Taiwan’s government passed amendments Monday to the School Health Act on Monday that ban the use of genetically modified food ingredients or processed food with such ingredients in school meals.
Democratic Progressive Party Legislator Lin Shu-fen, one of the amendments’ sponsors, said Taiwan imports over 2.3 million tons of soybeans annually, 90 % of which are genetically modified or “animal feed” products.
Most GM crops are grown using chemical herbicides and stored and shipped through a procedure fit for animal feed, Lin said, arguing that if such crops were used in meals for schoolchildren, it would have a huge impact on their physical and psychological health.
Legislator Lu Shiow-yen of the Kuomintang said that if young students consume foods that are made from genetically modified primary ingredients, it is tantamount to a hidden food safety crisis because they are exposed to unnecessary risks.
To ensure food safety and protect students’ health, the lawmakers said, it is imperative to require that schools get rid of GM foods.
While the amendments were being debated at the Legislature, Education Minister Wu Se-hwa said the government was very concerned about students’ health and had encouraged schools to prioritize the use of locally grown farm produce and food ingredients.

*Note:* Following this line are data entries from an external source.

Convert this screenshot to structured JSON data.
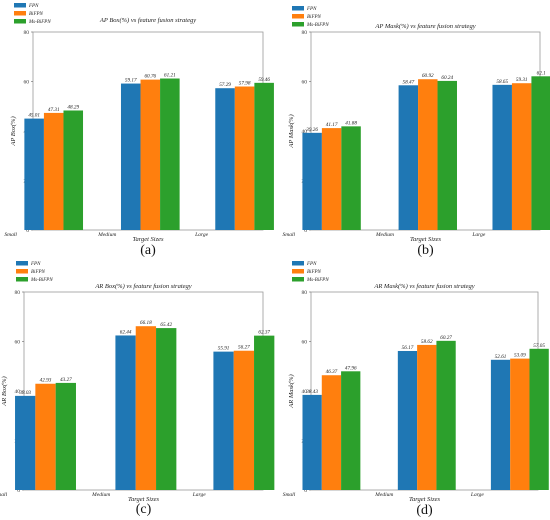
{
  "chart_data": [
    {
      "type": "bar",
      "panel_label": "(a)",
      "title": "AP Box(%) vs feature fusion strategy",
      "xlabel": "Target Sizes",
      "ylabel": "AP Box(%)",
      "ylim": [
        0,
        80
      ],
      "yticks": [
        "0",
        "20",
        "40",
        "60",
        "80"
      ],
      "categories": [
        "Small",
        "Medium",
        "Large"
      ],
      "legend_position": "upper-left",
      "grid": false,
      "series": [
        {
          "name": "FPN",
          "color": "#1f77b4",
          "values": [
            45.01,
            59.17,
            57.29
          ],
          "labels": [
            "45.01",
            "59.17",
            "57.29"
          ]
        },
        {
          "name": "BiFPN",
          "color": "#ff7f0e",
          "values": [
            47.31,
            60.76,
            57.98
          ],
          "labels": [
            "47.31",
            "60.76",
            "57.98"
          ]
        },
        {
          "name": "Ms-BiFPN",
          "color": "#2ca02c",
          "values": [
            48.29,
            61.21,
            59.46
          ],
          "labels": [
            "48.29",
            "61.21",
            "59.46"
          ]
        }
      ]
    },
    {
      "type": "bar",
      "panel_label": "(b)",
      "title": "AP Mask(%) vs feature fusion strategy",
      "xlabel": "Target Sizes",
      "ylabel": "AP Mask(%)",
      "ylim": [
        0,
        80
      ],
      "yticks": [
        "0",
        "20",
        "40",
        "60",
        "80"
      ],
      "categories": [
        "Small",
        "Medium",
        "Large"
      ],
      "legend_position": "upper-left",
      "grid": false,
      "series": [
        {
          "name": "FPN",
          "color": "#1f77b4",
          "values": [
            39.26,
            58.47,
            58.65
          ],
          "labels": [
            "39.26",
            "58.47",
            "58.65"
          ]
        },
        {
          "name": "BiFPN",
          "color": "#ff7f0e",
          "values": [
            41.17,
            60.92,
            59.31
          ],
          "labels": [
            "41.17",
            "60.92",
            "59.31"
          ]
        },
        {
          "name": "Ms-BiFPN",
          "color": "#2ca02c",
          "values": [
            41.88,
            60.24,
            62.1
          ],
          "labels": [
            "41.88",
            "60.24",
            "62.1"
          ]
        }
      ]
    },
    {
      "type": "bar",
      "panel_label": "(c)",
      "title": "AR Box(%) vs feature fusion strategy",
      "xlabel": "Target Sizes",
      "ylabel": "AR Box(%)",
      "ylim": [
        0,
        80
      ],
      "yticks": [
        "0",
        "20",
        "40",
        "60",
        "80"
      ],
      "categories": [
        "Small",
        "Medium",
        "Large"
      ],
      "legend_position": "upper-left",
      "grid": false,
      "series": [
        {
          "name": "FPN",
          "color": "#1f77b4",
          "values": [
            38.03,
            62.44,
            55.91
          ],
          "labels": [
            "38.03",
            "62.44",
            "55.91"
          ]
        },
        {
          "name": "BiFPN",
          "color": "#ff7f0e",
          "values": [
            42.93,
            66.18,
            56.27
          ],
          "labels": [
            "42.93",
            "66.18",
            "56.27"
          ]
        },
        {
          "name": "Ms-BiFPN",
          "color": "#2ca02c",
          "values": [
            43.27,
            65.42,
            62.37
          ],
          "labels": [
            "43.27",
            "65.42",
            "62.37"
          ]
        }
      ]
    },
    {
      "type": "bar",
      "panel_label": "(d)",
      "title": "AR Mask(%) vs feature fusion strategy",
      "xlabel": "Target Sizes",
      "ylabel": "AR Mask(%)",
      "ylim": [
        0,
        80
      ],
      "yticks": [
        "0",
        "20",
        "40",
        "60",
        "80"
      ],
      "categories": [
        "Small",
        "Medium",
        "Large"
      ],
      "legend_position": "upper-left",
      "grid": false,
      "series": [
        {
          "name": "FPN",
          "color": "#1f77b4",
          "values": [
            38.43,
            56.17,
            52.61
          ],
          "labels": [
            "38.43",
            "56.17",
            "52.61"
          ]
        },
        {
          "name": "BiFPN",
          "color": "#ff7f0e",
          "values": [
            46.37,
            58.62,
            53.09
          ],
          "labels": [
            "46.37",
            "58.62",
            "53.09"
          ]
        },
        {
          "name": "Ms-BiFPN",
          "color": "#2ca02c",
          "values": [
            47.96,
            60.27,
            57.05
          ],
          "labels": [
            "47.96",
            "60.27",
            "57.05"
          ]
        }
      ]
    }
  ]
}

Taipei’s Department of Education said 103 of the city’s 235 schools had already opted against GM food ingredients. For the other 132 schools, changing their policies as required by the new provisions to the act will force them to spend an additional NT$2 to NT$3 for each meal.
The Ministry of Education said that when the new requirements take effect, expected to be next semester at the earliest, the cost of school meals could increase by NT$5 each.
That would add NT$235.8 million (US$7.17 million) to the ministry’s budget for subsidizing school meals for 262,000 disadvantaged elementary and junior school students, it said.